Overall, while the limitations we've discussed in this final section are significant, they aren't insurmountable. Progress in areas like mechanistic interpretability, formal verification methods, and evaluation protocols shows promise for addressing many current limitations. However, overcoming these challenges requires sustained effort and investment.

*Figure 5.63: A visual breakdown of limitations, and a few reasons to doubt the impact of AI risk evaluations ([Mukobi, 2024](https://arxiv.org/abs/2408.02565)).*

## Conclusion

Robust evaluation methods provide the essential tools to measure current capabilities, and help navigate the balance between harnessing AI's benefits and mitigating its most serious risks.

The future of AI safety depends significantly on our ability to accurately measure and verify the properties of increasingly powerful systems.

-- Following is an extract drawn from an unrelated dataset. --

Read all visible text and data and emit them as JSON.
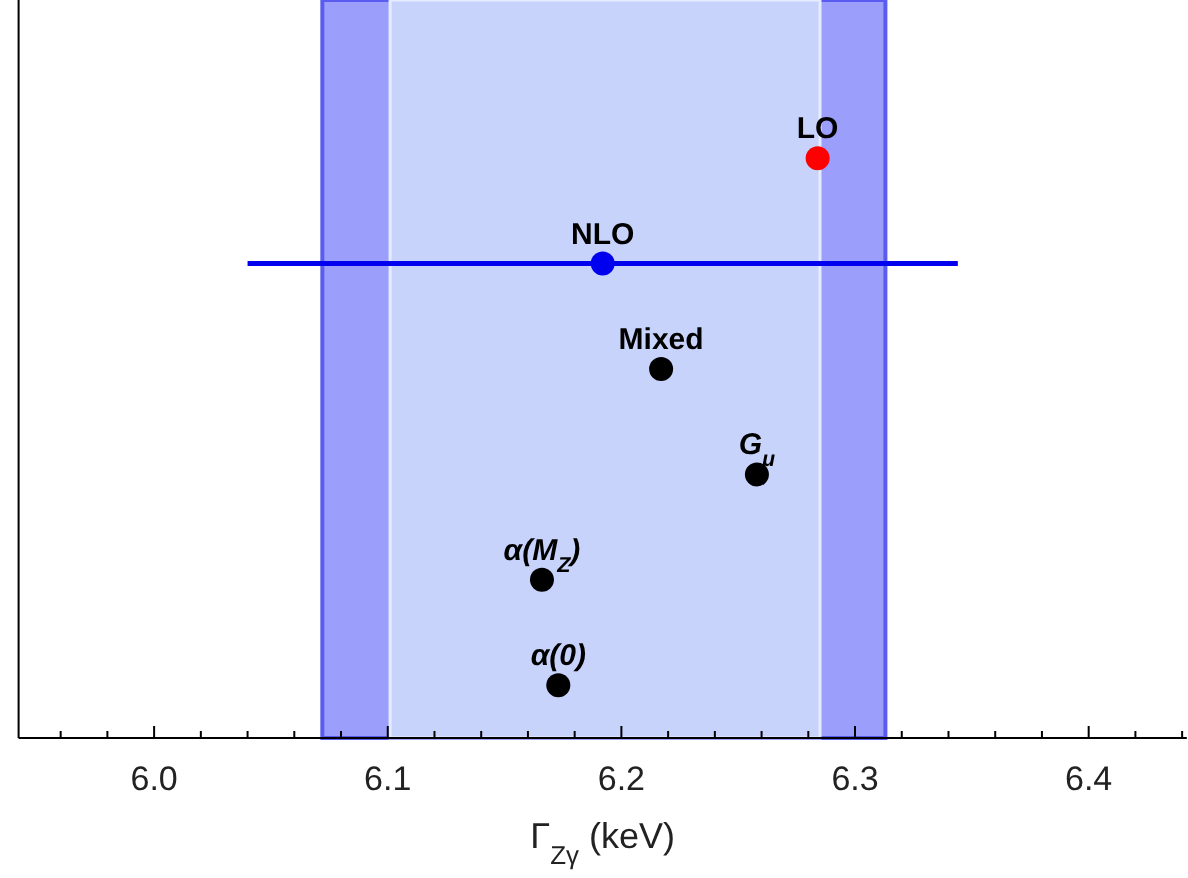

As models approach potentially transformative capabilities in domains like cybersecurity, autonomous operation, and strategic planning, the stakes of evaluation failures grow exponentially. By continuing to refine our evaluation approaches—combining behavioral and internal techniques, addressing scale challenges through automated methods, and establishing institutional arrangements for genuinely independent assessment—we can help ensure that AI development proceeds in a direction that remains beneficial, controllable, and aligned with human values. The development of robust evaluation methods represents one of our most important tools for navigating the balance between harnessing AI's benefits while mitigating its most serious risks.

We hope that reading this text inspires you to think and act about how to build and improve them!